Finance
RDC : L’encours des titres publics recule à 4.649,7 milliards de CDF au 3 décembre 2025

L’encours des titres publics de la République Démocratique du Congo s’est établi à 4.649,7 milliards de CDF au 3 décembre 2025, contre 4.763,8 milliards de CDF une semaine plus tôt, selon les données publiées par la Banque Centrale du Congo (BCC).
Cette légère baisse reflète les remboursements opérés par le Trésor et l’évolution des adjudications sur le marché intérieur.

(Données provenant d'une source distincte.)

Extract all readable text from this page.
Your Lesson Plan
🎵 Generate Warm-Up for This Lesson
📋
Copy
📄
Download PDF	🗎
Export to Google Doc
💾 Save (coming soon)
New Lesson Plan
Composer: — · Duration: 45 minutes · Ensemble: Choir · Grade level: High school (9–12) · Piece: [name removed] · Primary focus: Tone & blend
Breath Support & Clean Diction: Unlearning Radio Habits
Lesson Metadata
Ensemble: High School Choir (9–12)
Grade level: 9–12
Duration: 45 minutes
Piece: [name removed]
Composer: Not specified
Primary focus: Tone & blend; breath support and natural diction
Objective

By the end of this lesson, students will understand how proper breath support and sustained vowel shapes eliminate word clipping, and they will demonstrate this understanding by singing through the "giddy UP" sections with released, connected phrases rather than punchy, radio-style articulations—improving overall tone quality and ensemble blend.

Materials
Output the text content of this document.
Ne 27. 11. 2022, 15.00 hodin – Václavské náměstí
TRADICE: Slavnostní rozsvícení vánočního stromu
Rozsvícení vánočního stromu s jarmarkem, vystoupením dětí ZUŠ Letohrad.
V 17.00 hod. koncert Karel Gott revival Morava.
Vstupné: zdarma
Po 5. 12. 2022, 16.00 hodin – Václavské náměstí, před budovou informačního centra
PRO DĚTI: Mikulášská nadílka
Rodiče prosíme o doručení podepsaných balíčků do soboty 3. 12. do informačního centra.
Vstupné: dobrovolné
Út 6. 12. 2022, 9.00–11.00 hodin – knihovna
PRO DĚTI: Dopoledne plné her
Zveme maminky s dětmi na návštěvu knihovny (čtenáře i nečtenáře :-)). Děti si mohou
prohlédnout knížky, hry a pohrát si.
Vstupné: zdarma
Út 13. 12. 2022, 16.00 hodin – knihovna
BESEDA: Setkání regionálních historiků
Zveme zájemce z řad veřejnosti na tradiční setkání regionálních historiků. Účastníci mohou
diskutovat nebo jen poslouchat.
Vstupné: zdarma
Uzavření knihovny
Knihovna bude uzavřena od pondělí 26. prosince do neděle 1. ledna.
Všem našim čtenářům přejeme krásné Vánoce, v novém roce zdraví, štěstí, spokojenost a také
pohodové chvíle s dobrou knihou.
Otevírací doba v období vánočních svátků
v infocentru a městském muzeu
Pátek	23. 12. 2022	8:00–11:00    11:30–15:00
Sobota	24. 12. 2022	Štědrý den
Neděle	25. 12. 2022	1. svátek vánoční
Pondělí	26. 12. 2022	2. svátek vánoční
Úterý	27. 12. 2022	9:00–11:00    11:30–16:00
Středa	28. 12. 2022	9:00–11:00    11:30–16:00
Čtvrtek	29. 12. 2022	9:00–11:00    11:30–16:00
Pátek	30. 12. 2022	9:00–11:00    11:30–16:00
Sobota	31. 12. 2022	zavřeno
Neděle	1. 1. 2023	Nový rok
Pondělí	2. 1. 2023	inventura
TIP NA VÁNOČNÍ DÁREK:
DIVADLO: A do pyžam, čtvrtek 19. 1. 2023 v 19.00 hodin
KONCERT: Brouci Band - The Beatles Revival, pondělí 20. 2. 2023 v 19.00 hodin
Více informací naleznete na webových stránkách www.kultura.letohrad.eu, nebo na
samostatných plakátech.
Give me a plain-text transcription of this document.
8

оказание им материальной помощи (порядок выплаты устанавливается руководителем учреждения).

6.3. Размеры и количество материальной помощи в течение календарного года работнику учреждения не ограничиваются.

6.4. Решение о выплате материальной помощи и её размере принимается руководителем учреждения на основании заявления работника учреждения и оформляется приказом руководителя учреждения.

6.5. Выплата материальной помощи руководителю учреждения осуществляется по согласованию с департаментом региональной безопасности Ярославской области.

Lors de la dernière séance d’adjudication tenue le 2 décembre 2025, le Gouvernement a mobilisé 50,4 millions USD à travers l’émission d’obligations du Trésor libellées en dollars américains.
Ces titres présentent les caractéristiques suivantes :
– maturité : 18 mois;
– taux de couverture : 126,02 %, témoignant d’un intérêt soutenu des investisseurs;
– et le taux d’intérêt maintenu à 9 % l’an.
La forte couverture de l’émission montre que les investisseurs locaux, notamment les banques commerciales, continuent de considérer les titres souverains comme une valeur refuge dans un contexte de resserrement des liquidités et d’anticipations prudentes sur les marchés.
Depuis plusieurs années, le Trésor public recourt régulièrement au marché intérieur pour compléter le financement du budget et lisser ses besoins de trésorerie.
Les émissions se répartissent entre bons du Trésor à court terme, Obligations libellées en CDF et titres indexés ou libellés en devises, selon les besoins.
La variation hebdomadaire observée dans l’encours total reflète à la fois les nouveaux financements et les remboursements arrivant à échéance.
Malgré la baisse de la semaine, l’encours reste à un niveau élevé, conséquence de la montée progressive du recours aux financements domestiques.
Pour la BCC, la dynamique des titres publics joue un rôle central dans la gestion monétaire et la stabilisation du marché financier.
En attirant une demande élevée, les adjudications permettent de renforcer la confiance des investisseurs, tout en soutenant la stratégie du Gouvernement visant à privilégier les financements internes plutôt que l’endettement extérieur.